Strip out any of the rows in which NextStore is NA, and combine the NextYear and NextStore columns into a NextYear_NextStore column.
Summarize your data frame by the Year_store and NextYear_NextStore columns e.g. using ddply in the plyr package.
Some sample data:
# same example data as question
customer.df <- data.frame(Customer_Id = c(1, 1, 1, 2, 2, 2),
Year_Store = c("2010_A", "2011_B", "2012_C", "2010_A", "2011_B", "2012_D"),
stringsAsFactors = FALSE)
# alternative data should throw error, customer 2 is inconsistent in 2011
badCustomer.df <- data.frame(Customer_Id = c(1, 1, 1, 2, 2, 2),
Year_Store = c("2010_A", "2011_B", "2012_C", "2010_A", "2011_B", "2011_D"),
stringsAsFactors = FALSE)
And an implementation:
require(plyr)
splitYearStore <- function(df) {
df$Year <- as.numeric(substring(df$Year_Store, 1, 4))
df$Store <- as.character(substring(df$Year_Store, 6))
return(df)
}
findNextStore <- function(df, matchCust, matchYear) {
matchingStore <- with(df,
df[Customer_Id == matchCust & Year == matchYear, "Store"])
if (length(matchingStore) == 0) {
return(NA)
} else if (length(matchingStore) > 1) {
errorString <- paste("Inconsistent store results for customer",
matchCust, "in year", matchYear)
stop(errorString)
} else {
return(matchingStore)
}
}
tabulateTransitions <- function(df) {
df <- splitYearStore(df)
df$NextYear <- df$Year + 1
df$NextStore <- mapply(findNextStore, matchCust = df$Customer_Id,
matchYear = df$NextYear, MoreArgs = list(df = df))
df$NextYear_NextStore <- with(df, paste(NextYear, NextStore, sep = "_"))

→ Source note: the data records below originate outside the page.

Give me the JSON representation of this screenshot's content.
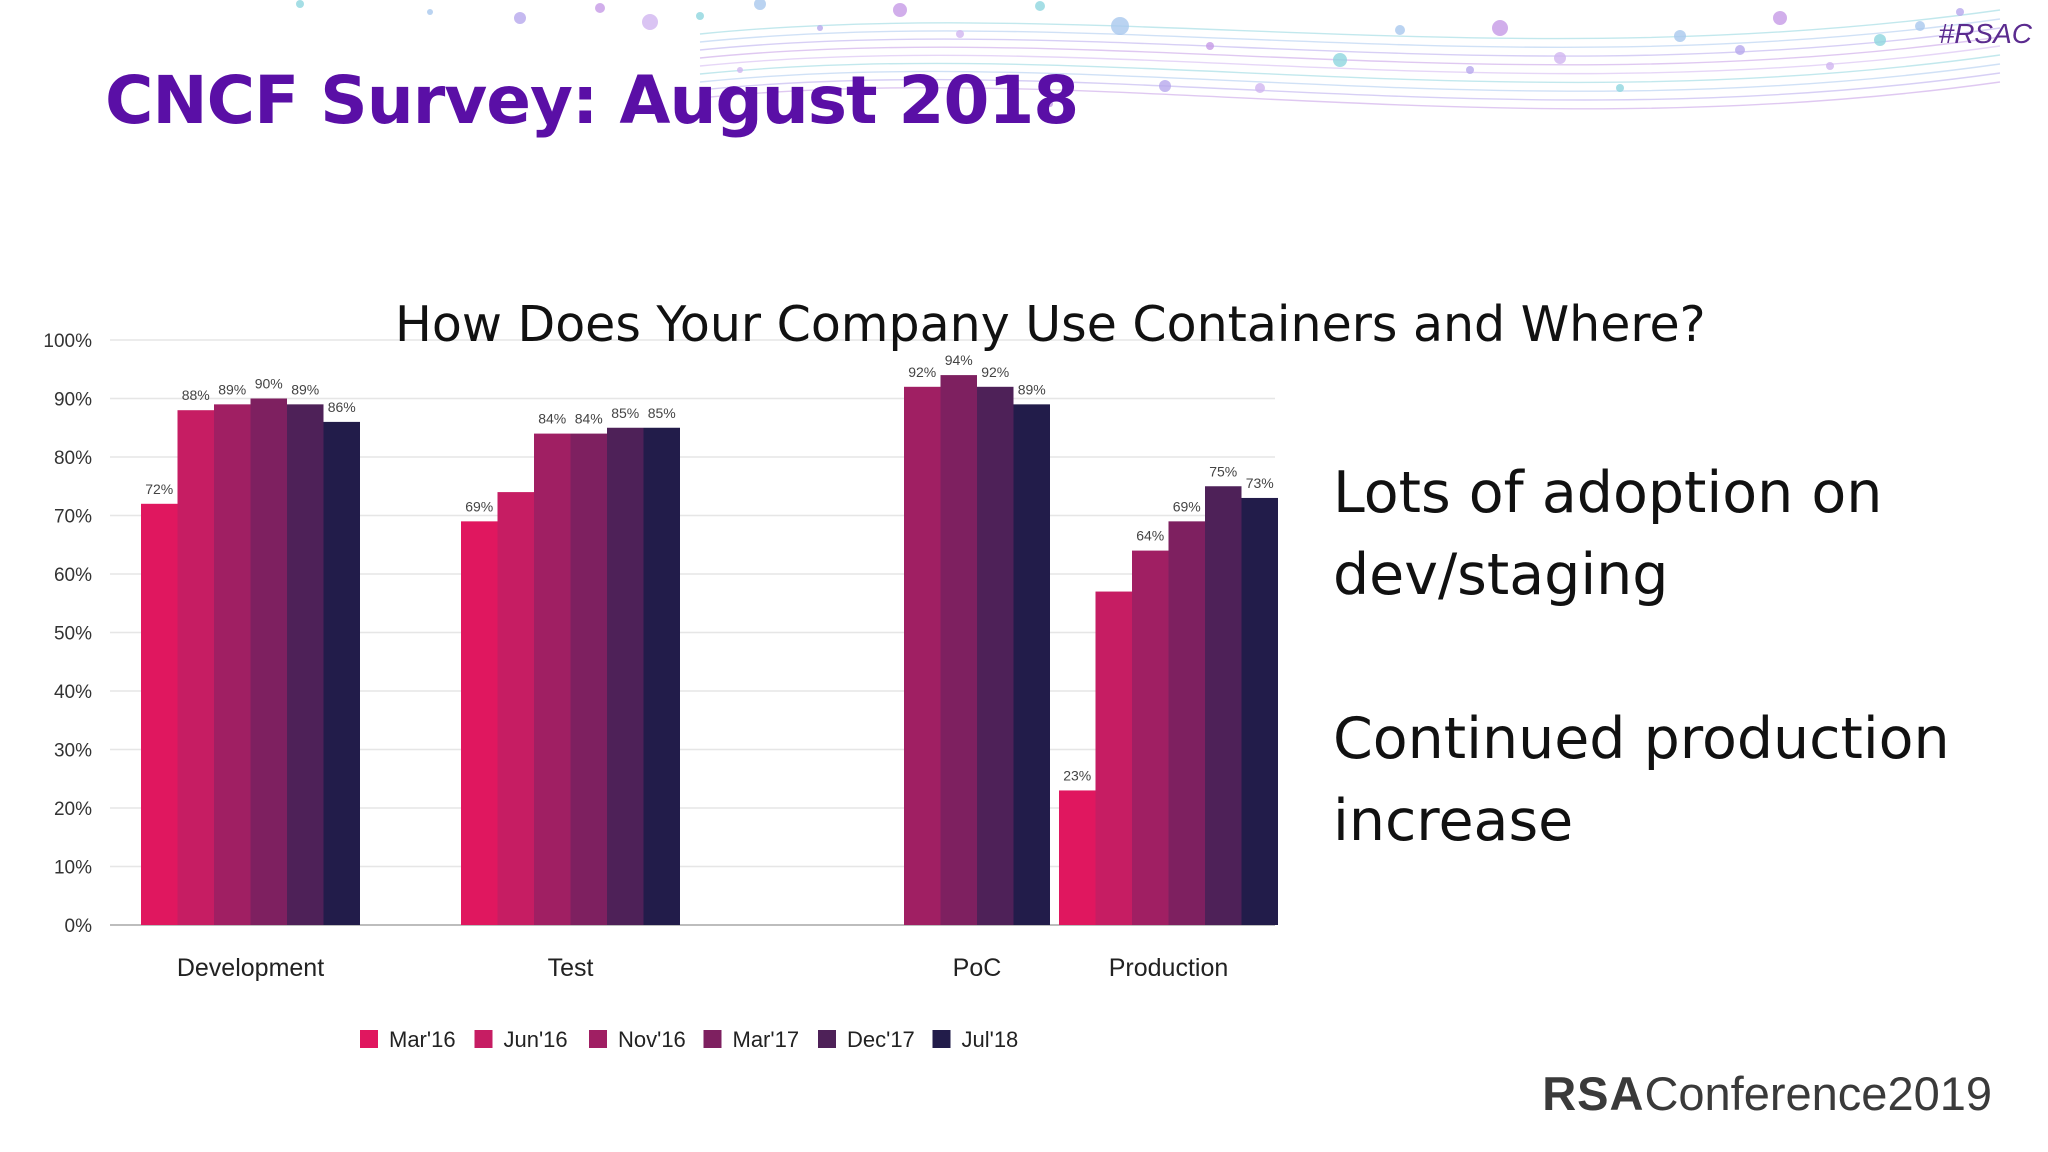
{
  "slide": {
    "hashtag": "#RSAC",
    "title": "CNCF Survey: August 2018",
    "bullets": [
      "Lots of adoption on dev/staging",
      "Continued production increase"
    ],
    "logo_rsa": "RSA",
    "logo_conference": "Conference2019"
  },
  "chart_data": {
    "type": "bar",
    "title": "How Does Your Company Use Containers and Where?",
    "xlabel": "",
    "ylabel": "",
    "ylim": [
      0,
      100
    ],
    "yticks": [
      "0%",
      "10%",
      "20%",
      "30%",
      "40%",
      "50%",
      "60%",
      "70%",
      "80%",
      "90%",
      "100%"
    ],
    "grid": true,
    "legend_position": "bottom",
    "categories": [
      "Development",
      "Test",
      "PoC",
      "Production"
    ],
    "series": [
      {
        "name": "Mar'16",
        "color": "#e0175f",
        "values": [
          72,
          69,
          null,
          23
        ],
        "labels": [
          "72%",
          "69%",
          "",
          "23%"
        ]
      },
      {
        "name": "Jun'16",
        "color": "#c61d63",
        "values": [
          88,
          74,
          null,
          57
        ],
        "labels": [
          "88%",
          "",
          "",
          ""
        ]
      },
      {
        "name": "Nov'16",
        "color": "#a01f63",
        "values": [
          89,
          84,
          92,
          64
        ],
        "labels": [
          "89%",
          "84%",
          "92%",
          "64%"
        ]
      },
      {
        "name": "Mar'17",
        "color": "#7e2060",
        "values": [
          90,
          84,
          94,
          69
        ],
        "labels": [
          "90%",
          "84%",
          "94%",
          "69%"
        ]
      },
      {
        "name": "Dec'17",
        "color": "#4e2158",
        "values": [
          89,
          85,
          92,
          75
        ],
        "labels": [
          "89%",
          "85%",
          "92%",
          "75%"
        ]
      },
      {
        "name": "Jul'18",
        "color": "#221c4a",
        "values": [
          86,
          85,
          89,
          73
        ],
        "labels": [
          "86%",
          "85%",
          "89%",
          "73%"
        ]
      }
    ]
  }
}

df <- df[!is.na(df$NextStore),]
df <- ddply(df, .(Source = Year_Store, Target = NextYear_NextStore),
summarise, No_Customers = length(Customer_Id))
return(df)
}
Results:
> tabulateTransitions(customer.df)
Source Target No_Customers
1 2010_A 2011_B 2
2 2011_B 2012_C 1
3 2011_B 2012_D 1
> tabulateTransitions(badCustomer.df)
Error in function (df, matchCust, matchYear) :
Inconsistent store results for customer 2 in year 2011
No attempt has been made to optimise; if your data set is massive then perhaps you should investigate a data.table solution.